Fortunately, the Cold War ended before space could truly be transformed into a theater of military conflict. Soviet ideas about military space operations, nevertheless, continue to shape Russian attitudes about the space environment.

Russia’s military space strategy. Space systems provide rapid and global communication, intelligence gathering, navigation, and precision targeting. In addition to enhancing its capabilities in space, Moscow is simultaneously developing counter-space weapons to destroy America’s space-enabled warfighting advantage. Senior Russian military officers have discussed Moscow’s need to maintain dominance in space. They advocate having the capability to disrupt adversary spacecraft and ground support equipment.

In February, 2018, then US Director of National Intelligence Dan Coats presented the annual World Threat Assessment to Congress, highlighting the US intelligence community’s position that “Russia is pursuing a diverse suite of capabilities to affect satellites in all orbital regimes.” In early 2019, Coats said that in the next few years Russia will likely have an operational anti-satellite capability for targeting satellites in low earth orbit.

According to US intelligence, Moscow is developing kinetic weapons, high-powered lasers, and jammers to target the full spectrum of American and allied space systems.

This research and development effort and Russia’s space awakening was spurred by the US military’s use of high-precision weapons and space-based systems during the first Gulf War, during which satellite technology had proved so successful that a seminal battle between American and Iraqi forces is known simply as the Battle of 73 Easting.

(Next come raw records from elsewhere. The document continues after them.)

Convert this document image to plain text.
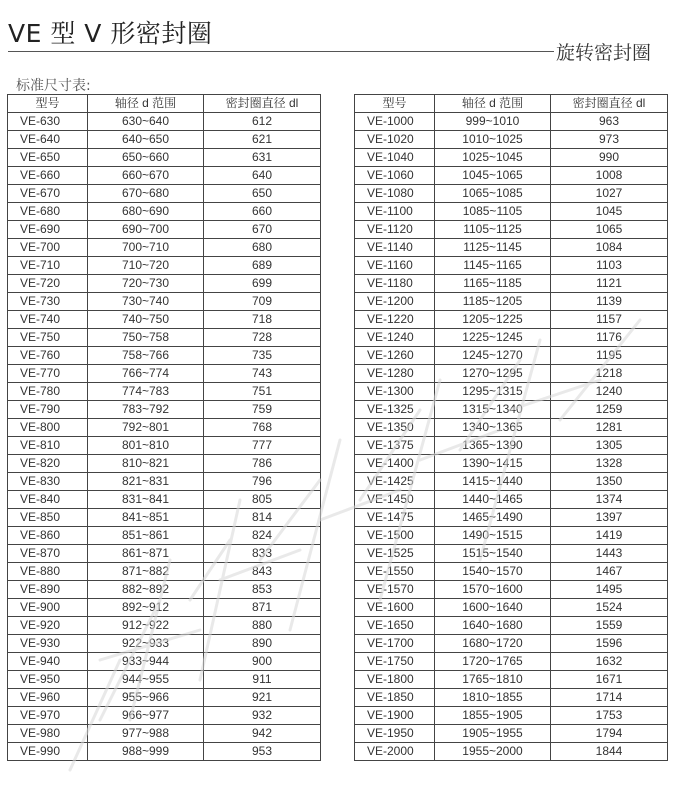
VE 型 V 形密封圈
旋转密封圈
标准尺寸表:
型号	轴径 d 范围	密封圈直径 dl
VE-630	630~640	612
VE-640	640~650	621
VE-650	650~660	631
VE-660	660~670	640
VE-670	670~680	650
VE-680	680~690	660
VE-690	690~700	670
VE-700	700~710	680
VE-710	710~720	689
VE-720	720~730	699
VE-730	730~740	709
VE-740	740~750	718
VE-750	750~758	728
VE-760	758~766	735
VE-770	766~774	743
VE-780	774~783	751
VE-790	783~792	759
VE-800	792~801	768
VE-810	801~810	777
VE-820	810~821	786
VE-830	821~831	796
VE-840	831~841	805
VE-850	841~851	814
VE-860	851~861	824
VE-870	861~871	833
VE-880	871~882	843
VE-890	882~892	853
VE-900	892~912	871
VE-920	912~922	880
VE-930	922~933	890
VE-940	933~944	900
VE-950	944~955	911
VE-960	955~966	921
VE-970	966~977	932
VE-980	977~988	942
VE-990	988~999	953
型号	轴径 d 范围	密封圈直径 dl
VE-1000	999~1010	963
VE-1020	1010~1025	973
VE-1040	1025~1045	990
VE-1060	1045~1065	1008
VE-1080	1065~1085	1027
VE-1100	1085~1105	1045
VE-1120	1105~1125	1065
VE-1140	1125~1145	1084
VE-1160	1145~1165	1103
VE-1180	1165~1185	1121
VE-1200	1185~1205	1139
VE-1220	1205~1225	1157
VE-1240	1225~1245	1176
VE-1260	1245~1270	1195
VE-1280	1270~1295	1218
VE-1300	1295~1315	1240
VE-1325	1315~1340	1259
VE-1350	1340~1365	1281
VE-1375	1365~1390	1305
VE-1400	1390~1415	1328
VE-1425	1415~1440	1350
VE-1450	1440~1465	1374
VE-1475	1465~1490	1397
VE-1500	1490~1515	1419
VE-1525	1515~1540	1443
VE-1550	1540~1570	1467
VE-1570	1570~1600	1495
VE-1600	1600~1640	1524
VE-1650	1640~1680	1559
VE-1700	1680~1720	1596
VE-1750	1720~1765	1632
VE-1800	1765~1810	1671
VE-1850	1810~1855	1714
VE-1900	1855~1905	1753
VE-1950	1905~1955	1794
VE-2000	1955~2000	1844
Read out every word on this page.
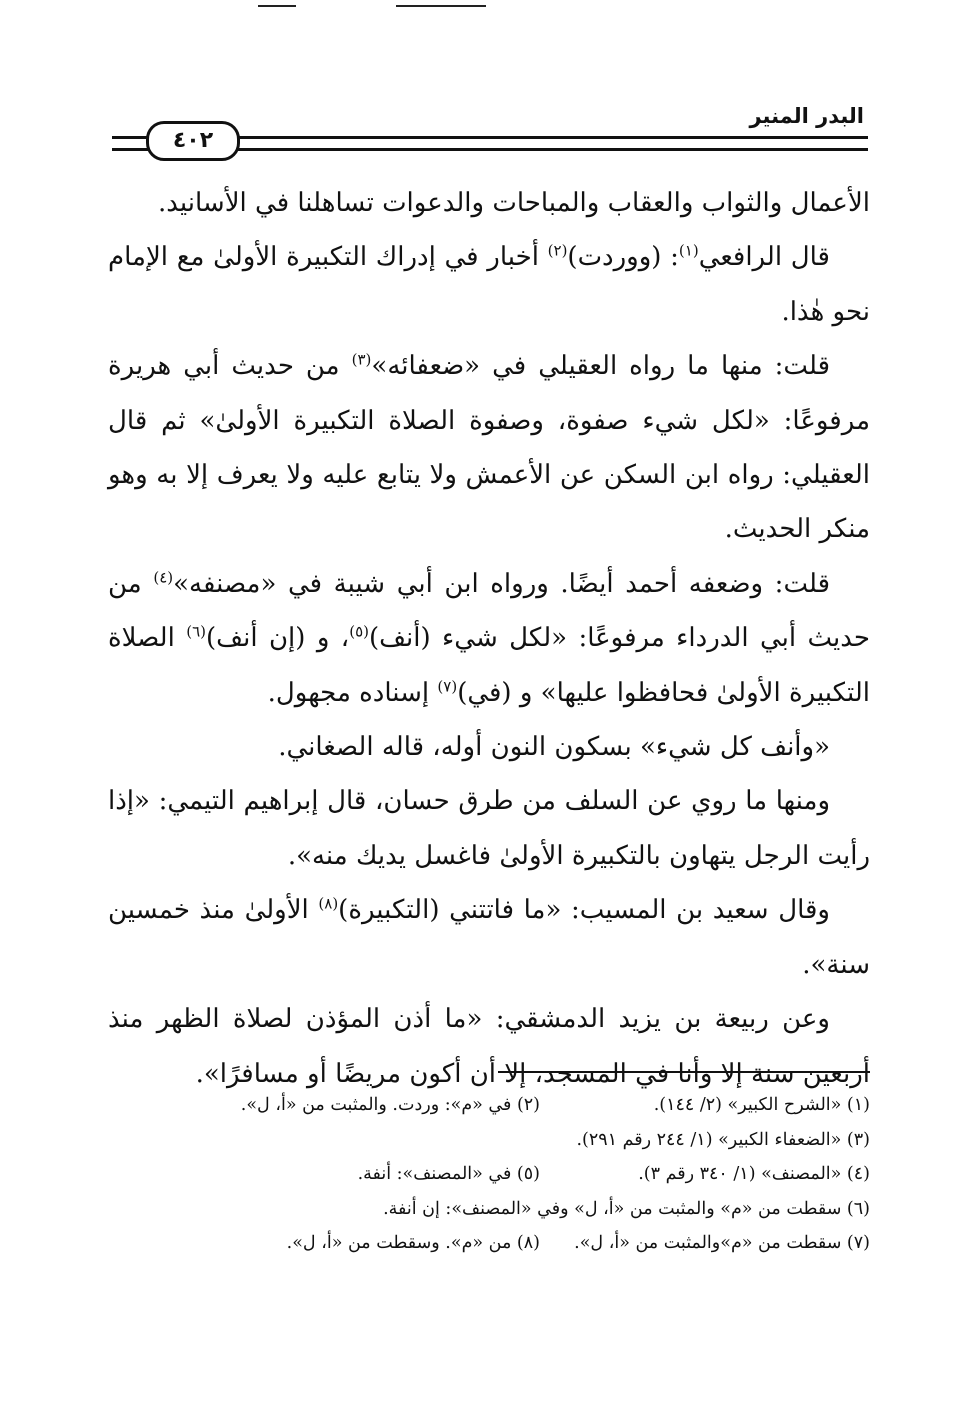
البدر المنير
٤٠٢

الأعمال والثواب والعقاب والمباحات والدعوات تساهلنا في الأسانيد.

قال الرافعي$^{(١)}$: (ووردت)$^{(٢)}$ أخبار في إدراك التكبيرة الأولىٰ مع الإمام نحو هٰذا.

قلت: منها ما رواه العقيلي في «ضعفائه»$^{(٣)}$ من حديث أبي هريرة مرفوعًا: «لكل شيء صفوة، وصفوة الصلاة التكبيرة الأولىٰ» ثم قال العقيلي: رواه ابن السكن عن الأعمش ولا يتابع عليه ولا يعرف إلا به وهو منكر الحديث.

قلت: وضعفه أحمد أيضًا. ورواه ابن أبي شيبة في «مصنفه»$^{(٤)}$ من حديث أبي الدرداء مرفوعًا: «لكل شيء (أنف)$^{(٥)}$، و (إن أنف)$^{(٦)}$ الصلاة التكبيرة الأولىٰ فحافظوا عليها» و (في)$^{(٧)}$ إسناده مجهول.

«وأنف كل شيء» بسكون النون أوله، قاله الصغاني.

ومنها ما روي عن السلف من طرق حسان، قال إبراهيم التيمي: «إذا رأيت الرجل يتهاون بالتكبيرة الأولىٰ فاغسل يديك منه».

وقال سعيد بن المسيب: «ما فاتتني (التكبيرة)$^{(٨)}$ الأولىٰ منذ خمسين سنة».

وعن ربيعة بن يزيد الدمشقي: «ما أذن المؤذن لصلاة الظهر منذ أربعين سنة إلا وأنا في المسجد، إلا أن أكون مريضًا أو مسافرًا».

(١) «الشرح الكبير» (٢/ ١٤٤).(٢) في «م»: وردت. والمثبت من «أ، ل».
(٣) «الضعفاء الكبير» (١/ ٢٤٤ رقم ٢٩١).
(٤) «المصنف» (١/ ٣٤٠ رقم ٣).(٥) في «المصنف»: أنفة.
(٦) سقطت من «م» والمثبت من «أ، ل» وفي «المصنف»: إن أنفة.
(٧) سقطت من «م»والمثبت من «أ، ل».(٨) من «م». وسقطت من «أ، ل».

This is a reference to a point on a north-south line in what was a featureless dessert–the kind of place you’d get to using GPS. Former US Air Force Chief of Staff Merill McPeak even referred to Desert Storm as the “first space war” because of how successfully space systems were integrated into combat operations.

Although the Gulf War prompted Russia to re-think its space strategy, the Kremlin’s short conflict with Georgia more than a decade later would highlight the woeful state of Russia’s space systems. Despite not having space-based navigation and intelligence during the August, 2008 campaign, Russia was able to quickly defeat its much smaller and weaker opponent. But military leaders recognized that other adversaries had significantly more sophisticated warfighting capabilities.

The short war with Georgia prompted Vladimir Putin, who was then the prime minister, to push for the largest modernization of the Russian armed forces since the collapse of the Soviet Union, an initiative that was branded the New Look. The military recognized the necessity of advanced command and control systems and the integration of air and space power for rapid and high-precision strikes.

For Russia to compete with peers like the United States, officials at the Ministry of Defense concluded, the country would need to extensively reorganize and modernize its information systems. During the Georgian war, Russia did not have constellations of satellites that could provide imagery in a timely enough manner to be used for targeting or effectively aid in navigation. The military couldn’t use GLONASS (Russia’s equivalent of GPS), furtherer hampering Russian air and land operations. The New Look program emphasized “efficiency of command structures, the need for more rapid reaction, and the modernization of technology.”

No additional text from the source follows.